Au Royaume
L’autre virage nécessaire
L’internet est encore beaucoup plus un instrument de divertissement qu’un outil de travail. or il y a un gisement de croissance que le maroc n’exploite pas.
Qui l’aurait imaginé, il y a douze ans maintenant ? Le poids considérable pris par le secteur télécoms dans l’économie marocaine sert de cas d’école. Le Maroc a pris, en quelques années, le virage des télécoms avec une rapidité déconcertante : 36 millions de lignes mobiles, 44% des 12-14 ans déjà équipés, 64 minutes de communication par usager et par mois, 3,6 millions d’ordinateurs dans les maisons, 35% des foyers connectés à internet, 15 millions d’internautes… Ce développement a généré, en 2011, 37 milliards de DH de chiffre d’affaires rien que pour les opérateurs de téléphonie. Aujourd’hui la part des télécoms dans le PIB atteint les 4%.
Jusqu’où cette progression ira-t-elle ? C’est là la question. Après des années de folle croissance, le secteur de la téléphonie mobile s’apprête à goûter à la lenteur de la maturité. Avec des prix en baisse de 49% en trois ans et un taux de pénétration qui se stabilise, le mobile, moteur de la croissance du secteur, sera tout naturellement appelé à s’essouffler. Il faudra alors chercher de la croissance ailleurs… et cet ailleurs s’appelle internet.
Car à l’heure où internet fait partie de notre quotidien, le contraste entre la nécessité d’être branché et son importance dans le secteur des télécoms est saisissant. Internet représente à peine 5% du CA du secteur. L’explication de ce gap réside, entre autres, dans la faiblesse du contenu local. 86% des sites visités par ces 15 millions de Marocains sont des vitrines de contenu étranger. L’internet est encore beaucoup plus un instrument de divertissement qu’un outil de travail.
Or, il y a là un gisement de croissance que le Maroc n’exploite pas.
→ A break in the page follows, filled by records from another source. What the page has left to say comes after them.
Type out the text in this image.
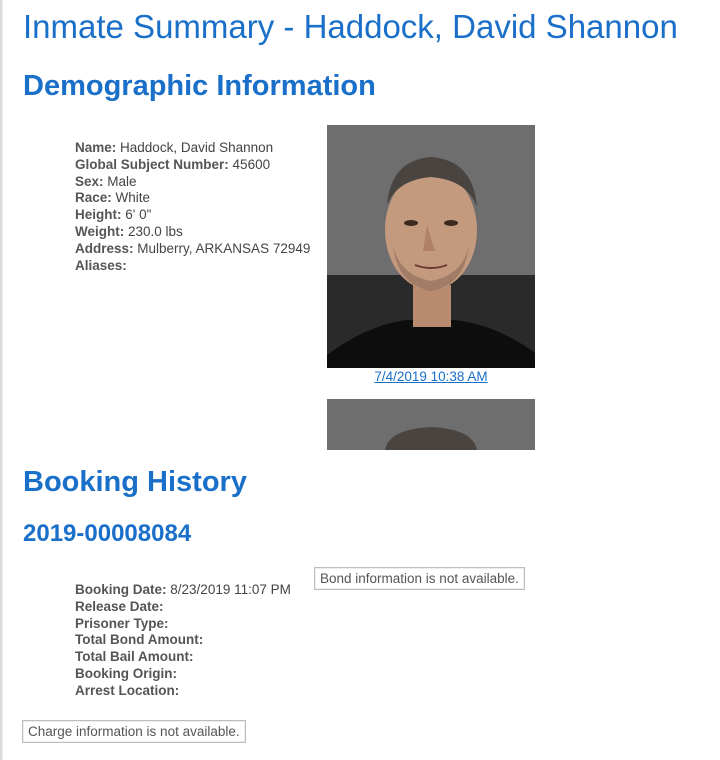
Inmate Summary - Haddock, David Shannon
Demographic Information
Name: Haddock, David Shannon
Global Subject Number: 45600
Sex: Male
Race: White
Height: 6' 0"
Weight: 230.0 lbs
Address: Mulberry, ARKANSAS 72949
Aliases:
7/4/2019 10:38 AM
Booking History
2019-00008084
Booking Date: 8/23/2019 11:07 PM
Release Date:
Prisoner Type:
Total Bond Amount:
Total Bail Amount:
Booking Origin:
Arrest Location:
Bond information is not available.
Charge information is not available.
Et il ne s’agit pas de croissance seulement au profit des opérateurs privés mais également et surtout de développement économique et de création d’emplois. L’administration en ligne ? Elle est encore balbutiante ! Le paiement en ligne ? Il reste limité ! Les services marchands, administratifs ou d’utilité sur internet ? Trop peu ou méconnus ? Et pourtant, internet pourrait grandement faciliter la vie aux citoyens en leur épargnant du temps ou des déplacements aussi coûteux que fastidieux. Internet peut aussi, dématérialisation aidant, réduire la corruption. Enfin internet peut aider à créer de petites entreprises qui se chargeraient de faciliter la vie aux citoyens, en termes de logistique, de gain de temps et d’organisation de la vie quotidienne. Quand le peuple est en avance sur l’Etat, c’est l’Etat qui doit s’adapter. Il faut une véritable vision, une anticipation sur les années à venir et non des plans, chacun répondant aux objectifs d’un département.